Cisco Lost Rights to iPhone Trademark Last Year?
An anonymous reader writes "An investigation into the ongoing trademark dispute between Cisco and Apple over the name "iPhone" appears to show that Cisco does not own the mark as claimed in their recent lawsuit. This is based on publicly available information from the US Patent and Trademark office, as well as public reviews of Cisco products over the past year. The trademark was apparently abandoned in late 2005/early 2006 because Cisco was not using it."
Hmmm, this reminds me of those stories that come up from time to time about some big corporation forgetting to renew their domain names. If the outcome of the trademark dispute comes down to this, it will argue strongly for paying attention to the little details. In any case, you can bet corporate lawyers all over the U.S. are going to be checking their trademark papers this weekend!
To the making of books there is no end, so let's get started
To successfully defend a trademark, you have to show you've been consistently using it for years. Cisco couldn't do that - they had to stick a sticker on the outside of a shrink-wrap of another package. Do you not think if they actually *had* a product called the iPhone, they'd have taken a photo of that ?
Score one for the fruit company...
Simon.
Physicists get Hadrons!
Cisco regiters trademark.
Cisco files Delcaration of Use, with "under penalty of perjury" affidavit stating they are using the name.
Now it sounds like everything will hinge on the following:
AT a former FA:
2001 - 2006: Cisco continues servicing and providing technical support for the iPhone
So internal documentation may/probably shows continuous use of iPhone in regards to the support of an existing product.
Either
(A) the trademark is shown to be valid, as internal documents support the continued use of the trademark for support purposes OR
(B) they don't have the documentation, or it is deemed invalid, in which case whomever signed the extension is clearly guilty of perjury and should be prosecuted to the fullest extent of the law.
In my opinion, you can't have it both ways - the tradmark is valid and the signer is ok, or the trademark is invalid and the signer goes to jail. There is no middle ground.
Now, in other thoughts on the matter:
(1) If the trademark is up for grabs, and Cisco has an iPhone product on the market which pre-dates the Apple cellular product, don't they still have "dibs" on the name? Can't they re-file for the trademark, and presumably be first in line because of an actual shipping product?
(2) Can Chevy come out with their new "Fairlane" model next year, since Ford clearly is not producing a Fairlane and haven't for more than 7 years? If Ford claims to keep it by offering parts and service for the Fairlane, wouldn't that bolster the case For Cisco, which has supported "their" iPhone product with (at least) service for the last 6 years?
Is it just my observation, or are there way too many stupid people in the world?
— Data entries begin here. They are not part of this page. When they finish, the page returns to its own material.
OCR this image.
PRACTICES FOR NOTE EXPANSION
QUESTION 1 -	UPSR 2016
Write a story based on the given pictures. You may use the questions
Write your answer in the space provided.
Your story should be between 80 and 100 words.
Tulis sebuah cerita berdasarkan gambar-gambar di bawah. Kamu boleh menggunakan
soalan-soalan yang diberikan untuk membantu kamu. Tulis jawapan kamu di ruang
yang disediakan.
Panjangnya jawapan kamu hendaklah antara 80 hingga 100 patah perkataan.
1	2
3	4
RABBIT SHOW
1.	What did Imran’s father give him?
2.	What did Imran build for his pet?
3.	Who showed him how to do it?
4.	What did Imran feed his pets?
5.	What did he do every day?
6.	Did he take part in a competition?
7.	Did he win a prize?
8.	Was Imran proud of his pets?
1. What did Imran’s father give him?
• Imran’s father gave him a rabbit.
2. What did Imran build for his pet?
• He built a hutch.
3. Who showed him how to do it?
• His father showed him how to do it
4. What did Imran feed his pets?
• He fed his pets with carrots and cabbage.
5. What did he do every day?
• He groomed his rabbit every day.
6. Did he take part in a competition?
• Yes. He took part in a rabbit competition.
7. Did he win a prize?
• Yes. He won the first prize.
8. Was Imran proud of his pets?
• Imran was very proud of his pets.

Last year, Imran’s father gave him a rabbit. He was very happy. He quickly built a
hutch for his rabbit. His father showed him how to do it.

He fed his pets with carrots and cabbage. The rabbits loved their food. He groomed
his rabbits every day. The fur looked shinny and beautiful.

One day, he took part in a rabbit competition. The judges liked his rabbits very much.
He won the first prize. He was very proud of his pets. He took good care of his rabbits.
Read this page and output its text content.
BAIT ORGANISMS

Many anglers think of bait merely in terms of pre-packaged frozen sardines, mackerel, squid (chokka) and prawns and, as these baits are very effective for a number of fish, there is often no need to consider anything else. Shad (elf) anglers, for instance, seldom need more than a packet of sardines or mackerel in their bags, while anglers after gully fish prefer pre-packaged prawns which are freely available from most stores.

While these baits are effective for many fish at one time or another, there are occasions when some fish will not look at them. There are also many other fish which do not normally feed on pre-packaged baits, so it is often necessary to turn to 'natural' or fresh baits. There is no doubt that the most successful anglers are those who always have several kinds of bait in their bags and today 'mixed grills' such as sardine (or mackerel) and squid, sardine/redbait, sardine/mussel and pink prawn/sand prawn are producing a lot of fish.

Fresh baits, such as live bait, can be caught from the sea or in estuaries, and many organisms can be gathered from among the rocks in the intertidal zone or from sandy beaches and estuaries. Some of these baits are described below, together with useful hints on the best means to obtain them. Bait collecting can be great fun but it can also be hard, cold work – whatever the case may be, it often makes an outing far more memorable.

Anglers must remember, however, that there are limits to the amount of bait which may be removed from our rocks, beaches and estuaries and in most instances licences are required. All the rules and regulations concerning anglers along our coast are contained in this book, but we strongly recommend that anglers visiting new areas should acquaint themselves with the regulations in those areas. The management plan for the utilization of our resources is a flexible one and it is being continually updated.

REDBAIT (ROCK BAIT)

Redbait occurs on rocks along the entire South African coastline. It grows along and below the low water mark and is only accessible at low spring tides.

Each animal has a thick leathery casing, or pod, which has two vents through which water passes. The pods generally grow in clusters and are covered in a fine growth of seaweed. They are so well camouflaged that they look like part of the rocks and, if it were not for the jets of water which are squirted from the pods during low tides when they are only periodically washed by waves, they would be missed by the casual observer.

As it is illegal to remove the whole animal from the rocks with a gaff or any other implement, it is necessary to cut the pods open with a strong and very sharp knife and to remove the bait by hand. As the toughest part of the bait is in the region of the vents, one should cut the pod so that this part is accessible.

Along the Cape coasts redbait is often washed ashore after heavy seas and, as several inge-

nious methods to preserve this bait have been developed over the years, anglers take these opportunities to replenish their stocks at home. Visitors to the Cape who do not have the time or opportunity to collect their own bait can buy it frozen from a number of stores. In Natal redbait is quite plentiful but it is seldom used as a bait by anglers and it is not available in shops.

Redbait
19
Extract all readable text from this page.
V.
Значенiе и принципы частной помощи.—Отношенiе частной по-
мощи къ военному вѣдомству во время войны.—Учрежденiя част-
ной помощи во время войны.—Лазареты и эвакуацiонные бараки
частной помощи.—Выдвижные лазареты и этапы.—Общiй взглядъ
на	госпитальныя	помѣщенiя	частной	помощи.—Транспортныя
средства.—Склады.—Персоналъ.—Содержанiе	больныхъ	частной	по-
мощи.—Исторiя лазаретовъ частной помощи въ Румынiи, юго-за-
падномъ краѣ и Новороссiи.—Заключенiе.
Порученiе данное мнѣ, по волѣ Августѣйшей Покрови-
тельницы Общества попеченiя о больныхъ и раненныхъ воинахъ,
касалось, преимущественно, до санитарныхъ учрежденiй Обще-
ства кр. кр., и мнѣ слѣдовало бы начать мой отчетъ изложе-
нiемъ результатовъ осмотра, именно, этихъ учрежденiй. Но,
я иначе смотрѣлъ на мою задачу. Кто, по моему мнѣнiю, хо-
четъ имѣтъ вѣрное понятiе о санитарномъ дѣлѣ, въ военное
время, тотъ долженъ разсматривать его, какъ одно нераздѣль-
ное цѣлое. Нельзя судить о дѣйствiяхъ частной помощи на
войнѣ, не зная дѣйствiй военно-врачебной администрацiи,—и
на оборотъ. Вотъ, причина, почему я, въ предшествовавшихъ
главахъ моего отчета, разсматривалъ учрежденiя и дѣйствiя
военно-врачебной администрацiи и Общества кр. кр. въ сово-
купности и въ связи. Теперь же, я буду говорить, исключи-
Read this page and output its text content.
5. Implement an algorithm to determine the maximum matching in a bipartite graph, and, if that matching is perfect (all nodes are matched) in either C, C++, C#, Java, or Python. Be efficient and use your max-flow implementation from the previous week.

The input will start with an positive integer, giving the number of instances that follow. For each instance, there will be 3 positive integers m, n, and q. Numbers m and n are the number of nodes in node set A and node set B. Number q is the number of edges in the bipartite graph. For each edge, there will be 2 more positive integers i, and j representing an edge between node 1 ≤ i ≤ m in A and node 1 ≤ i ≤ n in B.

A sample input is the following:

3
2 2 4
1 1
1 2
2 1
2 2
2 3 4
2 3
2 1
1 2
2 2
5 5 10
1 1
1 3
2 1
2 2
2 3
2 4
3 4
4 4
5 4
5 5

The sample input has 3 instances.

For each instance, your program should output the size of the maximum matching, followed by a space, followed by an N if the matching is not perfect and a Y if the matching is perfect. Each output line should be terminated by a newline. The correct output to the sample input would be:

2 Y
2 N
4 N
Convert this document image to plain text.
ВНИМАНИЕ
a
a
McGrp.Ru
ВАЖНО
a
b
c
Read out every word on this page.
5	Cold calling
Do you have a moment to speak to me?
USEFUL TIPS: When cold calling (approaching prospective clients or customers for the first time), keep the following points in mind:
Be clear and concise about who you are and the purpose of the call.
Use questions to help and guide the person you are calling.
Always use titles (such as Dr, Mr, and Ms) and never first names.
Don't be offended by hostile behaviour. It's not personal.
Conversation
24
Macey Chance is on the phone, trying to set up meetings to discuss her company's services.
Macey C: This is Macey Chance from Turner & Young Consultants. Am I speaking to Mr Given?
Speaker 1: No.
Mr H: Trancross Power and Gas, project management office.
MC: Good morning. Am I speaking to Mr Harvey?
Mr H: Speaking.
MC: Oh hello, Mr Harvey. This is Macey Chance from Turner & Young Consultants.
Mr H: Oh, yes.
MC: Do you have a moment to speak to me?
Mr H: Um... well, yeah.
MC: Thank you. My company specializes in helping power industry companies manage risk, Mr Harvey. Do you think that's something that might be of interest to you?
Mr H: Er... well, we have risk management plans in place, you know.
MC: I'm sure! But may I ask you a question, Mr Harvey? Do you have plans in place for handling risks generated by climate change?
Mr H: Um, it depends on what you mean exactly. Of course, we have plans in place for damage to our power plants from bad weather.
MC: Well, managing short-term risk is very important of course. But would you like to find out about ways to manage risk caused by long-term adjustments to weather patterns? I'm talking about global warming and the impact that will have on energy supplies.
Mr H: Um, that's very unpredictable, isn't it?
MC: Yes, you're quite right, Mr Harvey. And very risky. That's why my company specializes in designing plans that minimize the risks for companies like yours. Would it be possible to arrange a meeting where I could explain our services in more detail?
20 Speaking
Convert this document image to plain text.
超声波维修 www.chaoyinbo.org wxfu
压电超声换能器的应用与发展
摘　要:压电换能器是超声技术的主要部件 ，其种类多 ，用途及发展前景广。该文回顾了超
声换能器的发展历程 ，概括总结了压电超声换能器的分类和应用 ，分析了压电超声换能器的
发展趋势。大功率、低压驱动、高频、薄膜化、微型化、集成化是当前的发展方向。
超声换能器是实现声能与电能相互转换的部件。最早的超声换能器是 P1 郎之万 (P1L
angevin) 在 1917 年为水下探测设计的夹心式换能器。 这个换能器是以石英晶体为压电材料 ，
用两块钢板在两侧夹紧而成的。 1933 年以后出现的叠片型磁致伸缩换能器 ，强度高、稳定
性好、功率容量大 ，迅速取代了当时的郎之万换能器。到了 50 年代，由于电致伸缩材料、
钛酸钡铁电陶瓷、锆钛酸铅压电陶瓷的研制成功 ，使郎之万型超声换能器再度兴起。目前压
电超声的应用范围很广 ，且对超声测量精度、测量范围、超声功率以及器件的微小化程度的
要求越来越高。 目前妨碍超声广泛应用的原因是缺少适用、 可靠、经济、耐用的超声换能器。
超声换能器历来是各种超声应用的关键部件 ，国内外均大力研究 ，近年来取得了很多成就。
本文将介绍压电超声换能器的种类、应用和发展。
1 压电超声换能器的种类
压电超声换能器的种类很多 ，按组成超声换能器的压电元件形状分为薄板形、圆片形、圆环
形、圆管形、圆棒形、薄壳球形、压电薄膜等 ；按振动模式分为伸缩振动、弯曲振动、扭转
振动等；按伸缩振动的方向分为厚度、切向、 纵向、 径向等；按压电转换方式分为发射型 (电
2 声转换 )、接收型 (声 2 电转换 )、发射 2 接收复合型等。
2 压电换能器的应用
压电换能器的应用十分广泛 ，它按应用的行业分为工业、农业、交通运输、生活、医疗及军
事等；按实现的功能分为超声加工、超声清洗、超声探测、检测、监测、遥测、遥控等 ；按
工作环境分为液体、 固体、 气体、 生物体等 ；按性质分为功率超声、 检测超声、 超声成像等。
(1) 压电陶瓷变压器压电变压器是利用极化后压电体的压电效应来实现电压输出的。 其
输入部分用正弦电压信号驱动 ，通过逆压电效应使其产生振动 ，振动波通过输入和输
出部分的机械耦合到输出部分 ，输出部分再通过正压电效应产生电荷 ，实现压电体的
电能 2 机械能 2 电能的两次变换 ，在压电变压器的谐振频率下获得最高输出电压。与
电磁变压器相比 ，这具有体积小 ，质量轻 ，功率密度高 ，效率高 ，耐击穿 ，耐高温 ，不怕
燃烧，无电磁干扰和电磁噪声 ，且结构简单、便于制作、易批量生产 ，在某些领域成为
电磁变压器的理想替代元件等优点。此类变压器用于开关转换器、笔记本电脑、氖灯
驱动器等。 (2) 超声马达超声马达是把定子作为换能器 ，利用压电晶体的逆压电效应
Lawyers are hired guns, but they are not the gunmen, their clients are. When someone walks into a lawyer's office with a complaint (or brings one to the lawyers on staff, if it's a big company), they will look to see if there is ANY amount of legal merit and, if so, begin to work on the case. Their job isn't to filter cases by how ridiculous they are, it's to filter cases without any legal merit. If you were Cisco, wouldn't you at least TRY to save your trademark? I think so.
On the iPhone product page there's a link that leads to amazon.com.
The "Linksys WIP320 Linksys Wireless-G Skype iPhone" has two pictures. One full frontal picture and one in perspective. The full frontal one has iPhone in the middle but the perspective doesn't.
Probably because it was too hard for them to put the iphone logo on that one.
It's the proverbial "too little, too late." They released the iPhone only a month or so before they knew Apple was planning on announcing their iPhone, and didn't even do a good job about it (ie, stickers reading "iPhone" on existing product packaging).
The trademark was registered in 1999, and they only just started using it. Anyone with common sense can see it's because they knew Apple wanted it, and they thought they could squeeze a bit of cash out of them. Let's hope (for Apple's sake) that the judge has a little common sense. ;)
Disclaimer: yes, I'm a Mac user, but you have to admit that it certainly seems like Cisco's actions in all of this are just attempts to underhandedly get some money from Apple. Not that Apple's announcement of the iPhone wasn't somewhat underhanded... but hey, fight fire with fire.
Supporting a product that is not being sold is not a form of use with trademarks. Use is actually selling (or trading) a product with that mark. Cisco made a conscious decision not to continue using the iPhone trademark it bought by buying InfoGear (who actually used the trademark up until 2000). My guess is Cisco did not want to be associated with the "playfulness" of the "i" prefix. Apple has, after all, generally used it for consumer products (not the serious business market Cisco is after) and its seminal and most-famous use is in naming a computer called cute: the iMac.
It is readily apparent Cisco only re-started use of the mark after 5 years (late last month) in order to confound good faith negotiations by Apple over the unused branding mark. Apple is correct to pursue the de-registration of this disused mark.
You are mistaken to believe supporting a product with a certain mark constitutes "use" of that mark in the trademark sense.